One
William
“Just so you know I’m dreading this.”
“I know you are. You are going though?”
“I’m pulling up now.” I exhale deeply. It comes out more grumble than out-breath. Not used to talking much, not even to my agent. I’ve become something of a recluse ever since…well. Let’s just call it theincident.
I am not a big believer in fate—I believe we make our own destiny. That few things that happen in life are out of our control. This…incident…however, was something that very distinctly happened to me.
It was five years ago. And after that shit train was over, I packed everything I owned and moved where I could be on my own, deep in the woods in a cabin that became my refuge as well as permanent home.
I liked my new life, isolated up on the mountain. Liked it a lot actually.
I was doing quite all right until about three years later—two years ago—when I was offered a book deal. Some hotshot publisher wanted my take on the incident, which I passed up to write my own damn book. It was time for me to do something meaningful anyhow. I finished that story in a year. My story. Not a tell-all, fiction.

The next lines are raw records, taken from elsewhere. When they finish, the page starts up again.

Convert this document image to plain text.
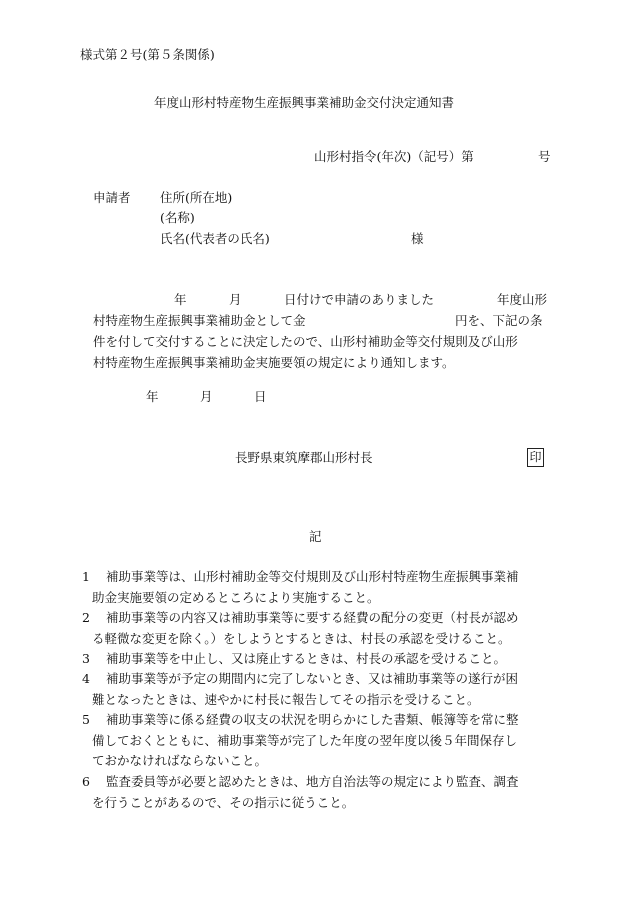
様式第２号(第５条関係)
年度山形村特産物生産振興事業補助金交付決定通知書
山形村指令(年次)（記号）第	号
申請者 住所(所在地)
(名称)
氏名(代表者の氏名)	様
年	月	日付けで申請のありました	年度山形
村特産物生産振興事業補助金として金	円を、下記の条
件を付して交付することに決定したので、山形村補助金等交付規則及び山形
村特産物生産振興事業補助金実施要領の規定により通知します。
年	月	日
長野県東筑摩郡山形村長	印
記
1	補助事業等は、山形村補助金等交付規則及び山形村特産物生産振興事業補
助金実施要領の定めるところにより実施すること。
2	補助事業等の内容又は補助事業等に要する経費の配分の変更（村長が認め
る軽微な変更を除く。）をしようとするときは、村長の承認を受けること。
3	補助事業等を中止し、又は廃止するときは、村長の承認を受けること。
4	補助事業等が予定の期間内に完了しないとき、又は補助事業等の遂行が困
難となったときは、速やかに村長に報告してその指示を受けること。
5	補助事業等に係る経費の収支の状況を明らかにした書類、帳簿等を常に整
備しておくとともに、補助事業等が完了した年度の翌年度以後５年間保存し
ておかなければならないこと。
6	監査委員等が必要と認めたときは、地方自治法等の規定により監査、調査
を行うことがあるので、その指示に従うこと。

And then I got the surprise of my life, a movie deal.
Second surprise I should say. This one being more well received than the first.
Ever since then, it’s been one thing after another. I’m being asked about for book tours, autographs, and most recently to be the keynote speaker at a splashy writers’ conference in Washington. Evidently I am a “success.” My agent uses a different word—famous—but I’m not partial to that one. She thinks the keynote will be good for me but insisted I get some help with my…what’d she call it, manners.
Or lack thereof.
I cut the engine. “Why couldn’t we do this over the phone?” I ask my agent, Alexandria, as I make my way up to the restaurant where I’m having dinner with the prospective etiquette coach.
“Ms. Marin wanted to meet you in person.”
“Ah. She’s interviewing me, then.”
“No…” Her voice dips, dripping with sarcasm.
“You tell her her work’s cut out for her?” I chuckle.
“Did I ever,” Alexandria teases back.
I hold open the door for an elderly couple, then step in after them.
I swing my gaze around the restaurant. Yeah, it’s bougie AF in here. I already feel like I stick out like a sore thumb. I’m no stranger to the feeling like you don’t belong, like you’re set apart for this reason or that, all your life. I don’t love the feeling but I don’t dislike it either. Once you stop caring altogether what other people say or do or think you manifest this certain feeling.
This…peace.
“What’s she look like?” I ask.
“Mid-twenties, pretty. Long blonde hair, probably seated with her back to you so that you can have the view of the door—William?”
I barely hear Alexandria though. My gaze is hyper-tuned to the movement across the room, those wheat-gold waves swishing over, revealing a slender, pink nape. Then slowly, as if she can sense my presence from across the dining room, the brightest blue eyes I’ve ever seen slide over her shoulder and land on mine.
It’s hard to explain what happens next. Even for me—a writer. So I will lean on every cliché in the book. A shock to my senses. A magnetic pull. A punch to the heart from Cupid’s arrow.
All that shit, and then some more. Something, something telling me that she is the woman I’m here to see, and that she is for me.
“William,” my agent’s voice tersely cuts back in through the sudden static that’s filling up my head, as if there’s a dial in my medulla that slipped a turn, right then left cranking forward and back, tuning in and out of thoughts gingerly then desperately until I am channeling reality once again, however reluctant.
Aw yeah—now there are some words I like.
“She’s my baby sister-in-law, don’t forget.”